Friday, September 26, 2008

Bend it like (Victoria) Beckham

(I've been learning a lot about SEO lately. I should probably include some pictures of David Beckham in his skimpy briefs to bring in a coupla more page views.)

So today was my last day of work. More accurately, it was my last day in the employ of a big ol' company (and not to sound dramatic, but it feels like I'll never, ever, ever be a salaried employee again). From now on, I work for ME. While I have editors and oversight at my new gig, my day-to-day tasks, how much I work, and when I do it is up to me. If I work more, theoretically I'll be paid more. Which translates, for me, into "if I goof around all day on Twitter while my kids are at school, I'll be staying up much later than I'd like to catch up on writing."

This is scary. For the past couple of months I've been juggling both jobs (oh and a few other freelance writing gigs thrown in for good measure) and it's meant a lot of burning the candle at both ends. While the kids are at school I work, unload the dishwasher, work some more, fold the laundry while on a conference call, work, write a blog post, work, etc. I take 5 or so hours off for kid pick-up, play time, dinner-bath-bed, and then it's back to working again until I roll into bed, by midnight if I'm lucky.

I know this is the new reality for so many of us. Forget balancing work and family; we stretch and contort and juggle family and home responsibilities with not just one job, but several. Blogging is a quasi-job (I just "earned" $200 from Parent Bloggers Network for my recent blog blast post!) too. The lines between "work" and "family" are so fluid they've become nearly invisible.

I wouldn't trade the flexibility I have now--the ability to run to school to help out for 15 minutes at 11 a.m., or to stop working at 2:30 p.m. and start up again at 9, or to file a story from anyplace in the world with an Internet connection. But there's something to be said, sometimes, for leaving work at work. And when you work at home, you just can't do that.

Image: Not-David-Beckham demonstrating the patented one-armed push-up ice-cream-eating technique.


Heather said...

It is hard. I keep adding to my to do list too.

Congrats on your win!

Lady M said...

Some young'uns who were interviewing with my husband's group were asking whether they could work at home. We snickered to ourselves and said (in our heads), "Of course! First you work in the office. Then you go home at night and work at home!"

BlondeMomBlog (Jamie) said...

That's the tough thing about working at home and one of the reasons I still like driving into my office four days a week. But it sounds like you have an awesome gig....I have to admit that the time management thing is one of the toughest aspects of being left to my own devices on freelance projects, etc. I'm my own worst enemy when it comes to distractions! ;)

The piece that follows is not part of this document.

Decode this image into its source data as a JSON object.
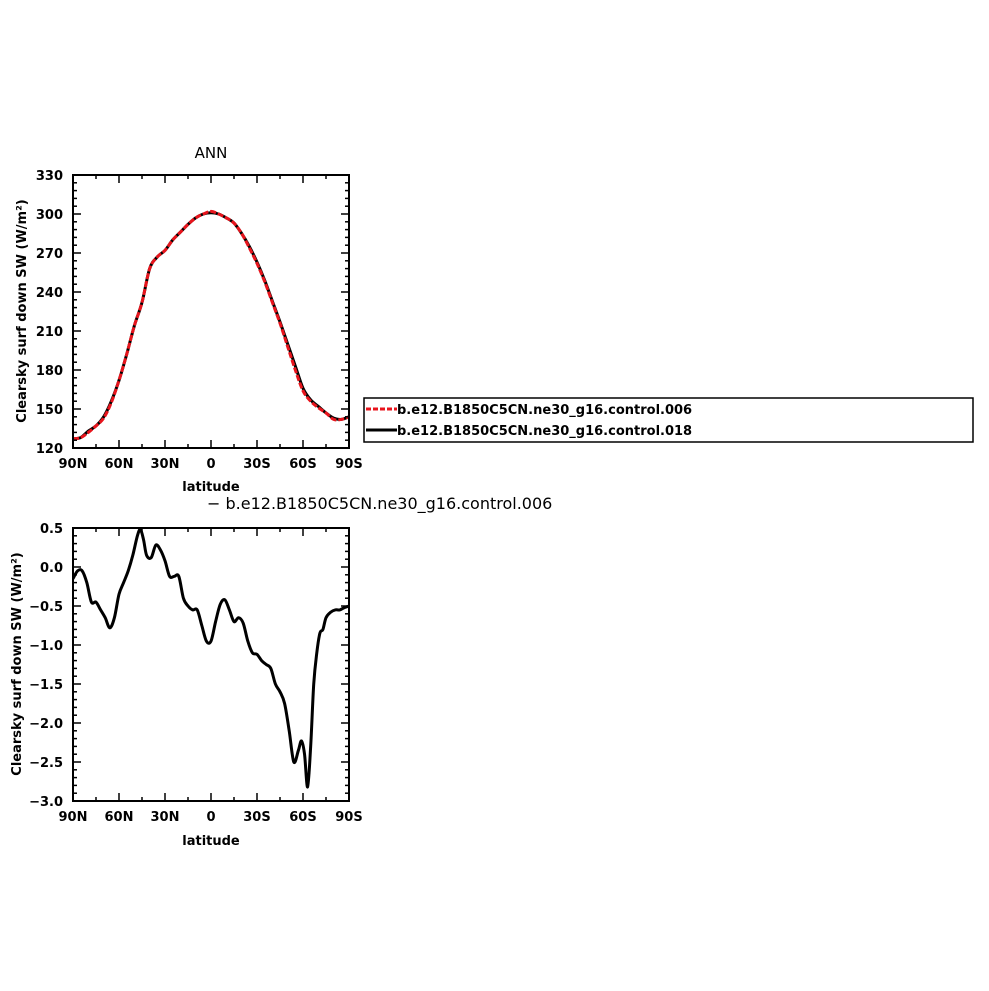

p.s. this is why I no Twitter

Patois said...

I could barely get past that adorable photo to read the post! But read it I did, and I offer both hearty congratulations and encouragement!

mothergoosemouse said...

You articulated my feelings on the WAH/freelance gig perfectly. I love it, but it feels as if it never stops.

elswhere said...

YOu really have captured it! After several years of having a regular outside-the-home job, my life right now is a mix of regular at-work work and freelance/at-home work, and I find it's really hard to get over the sense that if I'm home I should get to be off-duty (at least for non housework/kid things). At the same time, I'm loving the flexibility and the autonomy.'s good, I think. Just different.

Anyway, congratulations on the upcoming life of (not so much) leisure!

Jennifer (ponderosa) said...

One of my co-workers -- one who works in the actual office -- told me she'll only be checking email twice a day. Ah, I said, the luxuries of being in an office! If I don't check my (work) email once an hour or so, I not only lose my connection with my co-workers, I lose my motivation. I can pretty easily convince myself that none of that work there really needs doing!

Regarding SEO, isn't it fun? I think it's fascinating. I actually go the opposite route with my blog, doing my best NOT to call attention to it! Only because it's so personal. The fact that you made $200 with one post makes me want to change my tune, though : )

Congrats on the new gigs. Here's hoping you can find better balance as you get into the rhythm of it.

TC said...

I'll be interested in how things go for you. After two-and-a-half years doing what you're just starting to do now, I found that the "never walk away from the job" thing became overwhelming. But maybe it was because I truly hated my job to boot!

I'm also interested in hearing how you do with About. I actually started the training to be a guide a few months ago, but realized that to really make it a successful gig, I'd have to give it way more time than I was going to be able to give it, being that my income is our sole income in this family.

So please keep us up to date (like you'd do anything less, right? ;-)). We'll be watching!

Kate said...

Great post... it really does sum it up well. With my full time day job, I'm also trying to juggle/start up an online gig, and likewise am burning the candle at both ends right now. Totally hear ya. Sounds like you do it well, though! And there really is something to be said about being able to work for yourself. I think in the long run it's the best way to go.